U.S. Department of Education Continues Work after First-Ever Federal Summit on Bullying
Though the first-ever federal National Summit on Bullying may be over, the real work continues. The launch of a new Website, www.bullyinginfo.org, allows for an easy, more centralized and accessible “one stop” site for federal resources on bullying, and a reinvigorated Office for Civil Rights means complaints of bullying and harassment will be vigorously investigated. In addition, the collaboration between federal agencies--the departments of Education, Justice, Health and Human Services, Agriculture, Defense and Interior--will continue.
“As educators, as state and local officials, and at the federal level, we simply have not taken the problem of bullying seriously enough,” U.S. Education Secretary Arne Duncan said. “It is an absolute travesty of our educational system when students fear for their safety at school, worry about being bullied or suffer discrimination and taunts because of their ethnicity, religion, sexual orientation, disability or a host of other reasons. The fact is that no school can be a great school until it is a safe school first.”
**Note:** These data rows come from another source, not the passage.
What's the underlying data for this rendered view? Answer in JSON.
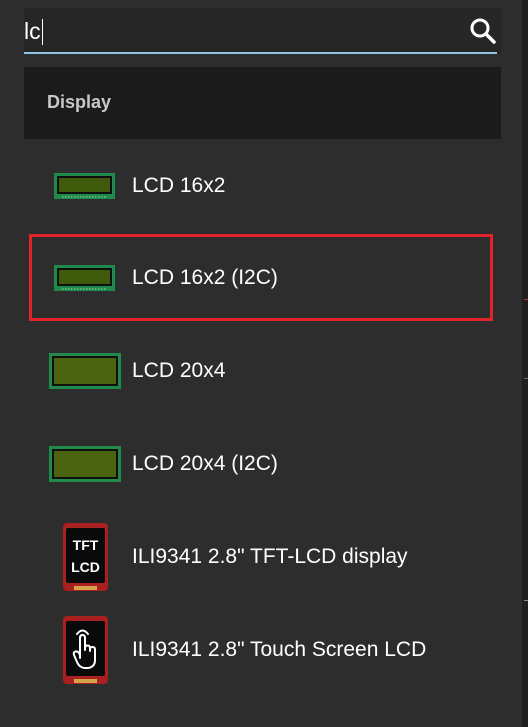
{
  "search": {
    "value": "lc",
    "icon": "search-icon"
  },
  "category": {
    "label": "Display"
  },
  "items": [
    {
      "label": "LCD 16x2",
      "icon": "lcd-16x2-icon"
    },
    {
      "label": "LCD 16x2 (I2C)",
      "icon": "lcd-16x2-i2c-icon",
      "selected": true
    },
    {
      "label": "LCD 20x4",
      "icon": "lcd-20x4-icon"
    },
    {
      "label": "LCD 20x4 (I2C)",
      "icon": "lcd-20x4-i2c-icon"
    },
    {
      "label": "ILI9341 2.8\" TFT-LCD display",
      "icon": "tft-lcd-icon",
      "icon_text": [
        "TFT",
        "LCD"
      ]
    },
    {
      "label": "ILI9341 2.8\" Touch Screen LCD",
      "icon": "touch-screen-icon"
    }
  ],
  "colors": {
    "selection_border": "#e0242a",
    "search_underline": "#8fc3e8",
    "lcd_screen": "#3f5a0a",
    "lcd_board": "#1f8a4c"
  }
}
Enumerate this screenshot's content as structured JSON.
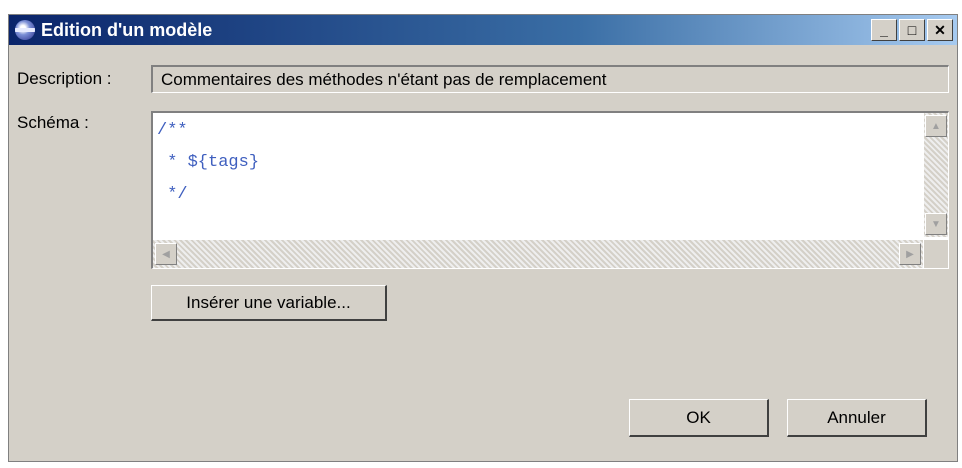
{
  "window": {
    "title": "Edition d'un modèle",
    "minimize_symbol": "_",
    "maximize_symbol": "□",
    "close_symbol": "✕"
  },
  "form": {
    "description_label": "Description :",
    "description_value": "Commentaires des méthodes n'étant pas de remplacement",
    "schema_label": "Schéma :",
    "schema_lines": [
      "/**",
      " * ${tags}",
      " */"
    ],
    "insert_variable_label": "Insérer une variable..."
  },
  "footer": {
    "ok_label": "OK",
    "cancel_label": "Annuler"
  },
  "colors": {
    "titlebar_start": "#0a246a",
    "titlebar_end": "#a6caf0",
    "dialog_bg": "#d4d0c8",
    "code_text": "#3f5fbf"
  }
}
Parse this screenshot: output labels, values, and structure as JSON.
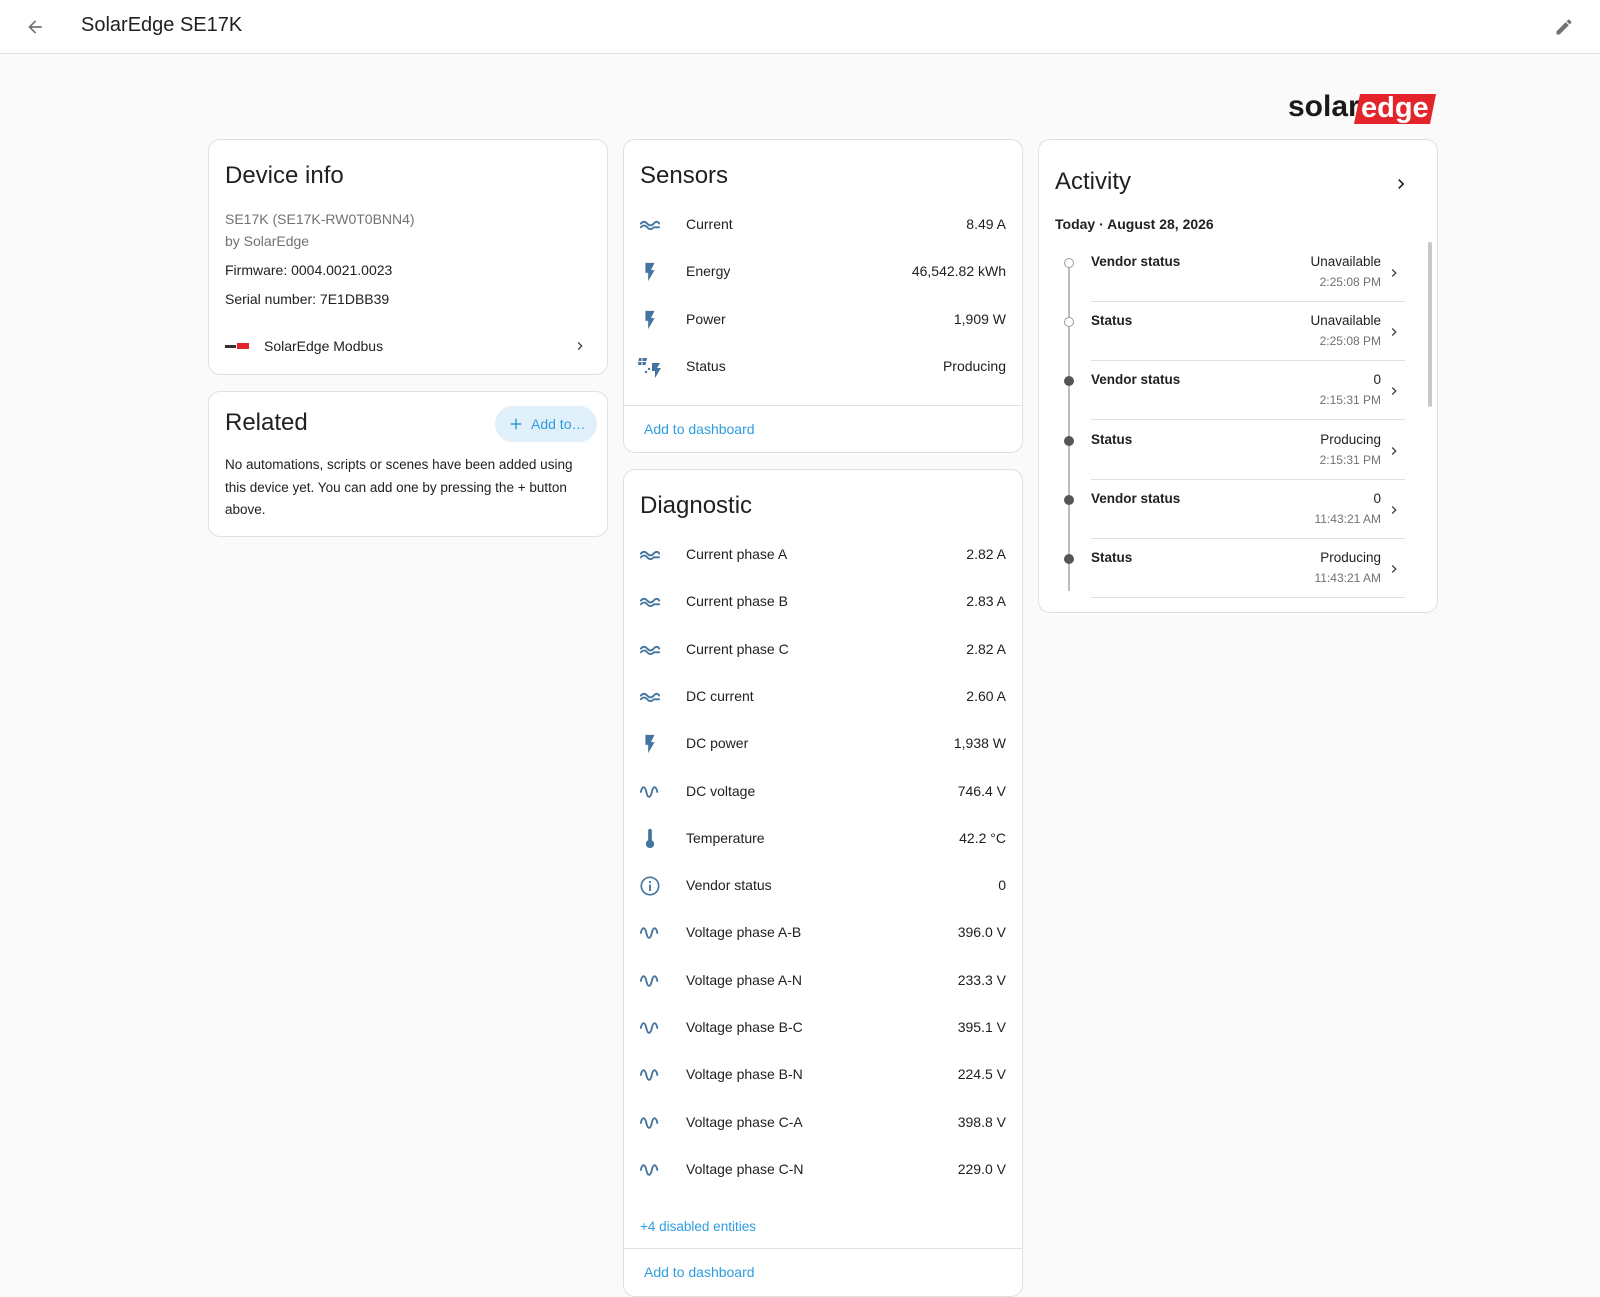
{
  "header": {
    "title": "SolarEdge SE17K"
  },
  "brand": {
    "logo_dark": "solar",
    "logo_red": "edge",
    "dark_color": "#1a1a1a",
    "red_color": "#e3242b"
  },
  "device_info": {
    "title": "Device info",
    "model": "SE17K (SE17K-RW0T0BNN4)",
    "manufacturer": "by SolarEdge",
    "firmware": "Firmware: 0004.0021.0023",
    "serial": "Serial number: 7E1DBB39",
    "integration": "SolarEdge Modbus"
  },
  "related": {
    "title": "Related",
    "add_button": "Add to…",
    "empty_text": "No automations, scripts or scenes have been added using this device yet. You can add one by pressing the + button above."
  },
  "sensors": {
    "title": "Sensors",
    "items": [
      {
        "icon": "current-ac-icon",
        "label": "Current",
        "value": "8.49 A"
      },
      {
        "icon": "flash-icon",
        "label": "Energy",
        "value": "46,542.82 kWh"
      },
      {
        "icon": "flash-icon",
        "label": "Power",
        "value": "1,909 W"
      },
      {
        "icon": "solar-power-icon",
        "label": "Status",
        "value": "Producing"
      }
    ],
    "add_to_dashboard": "Add to dashboard"
  },
  "diagnostic": {
    "title": "Diagnostic",
    "items": [
      {
        "icon": "current-ac-icon",
        "label": "Current phase A",
        "value": "2.82 A"
      },
      {
        "icon": "current-ac-icon",
        "label": "Current phase B",
        "value": "2.83 A"
      },
      {
        "icon": "current-ac-icon",
        "label": "Current phase C",
        "value": "2.82 A"
      },
      {
        "icon": "current-ac-icon",
        "label": "DC current",
        "value": "2.60 A"
      },
      {
        "icon": "flash-icon",
        "label": "DC power",
        "value": "1,938 W"
      },
      {
        "icon": "sine-wave-icon",
        "label": "DC voltage",
        "value": "746.4 V"
      },
      {
        "icon": "thermometer-icon",
        "label": "Temperature",
        "value": "42.2 °C"
      },
      {
        "icon": "information-icon",
        "label": "Vendor status",
        "value": "0"
      },
      {
        "icon": "sine-wave-icon",
        "label": "Voltage phase A-B",
        "value": "396.0 V"
      },
      {
        "icon": "sine-wave-icon",
        "label": "Voltage phase A-N",
        "value": "233.3 V"
      },
      {
        "icon": "sine-wave-icon",
        "label": "Voltage phase B-C",
        "value": "395.1 V"
      },
      {
        "icon": "sine-wave-icon",
        "label": "Voltage phase B-N",
        "value": "224.5 V"
      },
      {
        "icon": "sine-wave-icon",
        "label": "Voltage phase C-A",
        "value": "398.8 V"
      },
      {
        "icon": "sine-wave-icon",
        "label": "Voltage phase C-N",
        "value": "229.0 V"
      }
    ],
    "disabled_entities": "+4 disabled entities",
    "add_to_dashboard": "Add to dashboard"
  },
  "activity": {
    "title": "Activity",
    "date": "Today · August 28, 2026",
    "entries": [
      {
        "name": "Vendor status",
        "state": "Unavailable",
        "time": "2:25:08 PM",
        "dot": "hollow"
      },
      {
        "name": "Status",
        "state": "Unavailable",
        "time": "2:25:08 PM",
        "dot": "hollow"
      },
      {
        "name": "Vendor status",
        "state": "0",
        "time": "2:15:31 PM",
        "dot": "filled"
      },
      {
        "name": "Status",
        "state": "Producing",
        "time": "2:15:31 PM",
        "dot": "filled"
      },
      {
        "name": "Vendor status",
        "state": "0",
        "time": "11:43:21 AM",
        "dot": "filled"
      },
      {
        "name": "Status",
        "state": "Producing",
        "time": "11:43:21 AM",
        "dot": "filled"
      }
    ]
  },
  "colors": {
    "accent": "#2e9de0",
    "icon": "#44739e",
    "divider": "#e0e0e0"
  }
}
Over the past year, the U.S. Department of Education has stepped up its efforts to address bullying to include a new $27 million Safe and Supportive Schools (S3) grant program, a pilot that will enable states to measure school safety at the building level and to provide federal funds for interventions in those schools with the greatest needs. In addition, the Department’s blueprint for reform of the Elementary and Secondary Education Act calls for a dramatic increase in funding for its Successful, Safe and Healthy Students grants program, which is an expansion of the Safe and Supportive Schools pilot.
“The bullying summit exceeded our highest expectations as our partners came prepared with brilliant ideas and boundless imagination,” Kevin Jennings, assistant deputy secretary for the Department's Office of Safe and Drug-Free Schools, said. “We will compile those ideas and use them as a framework to map out a national anti-bullying strategy in the coming weeks and months. As the 2010-2011 school year begins, we want to get resources into the hands of educators, families, students and concerned community members so they can help put an end to bullying. The new Website puts all of our resources in one place, so folks so can use them immediately as schools reopen.”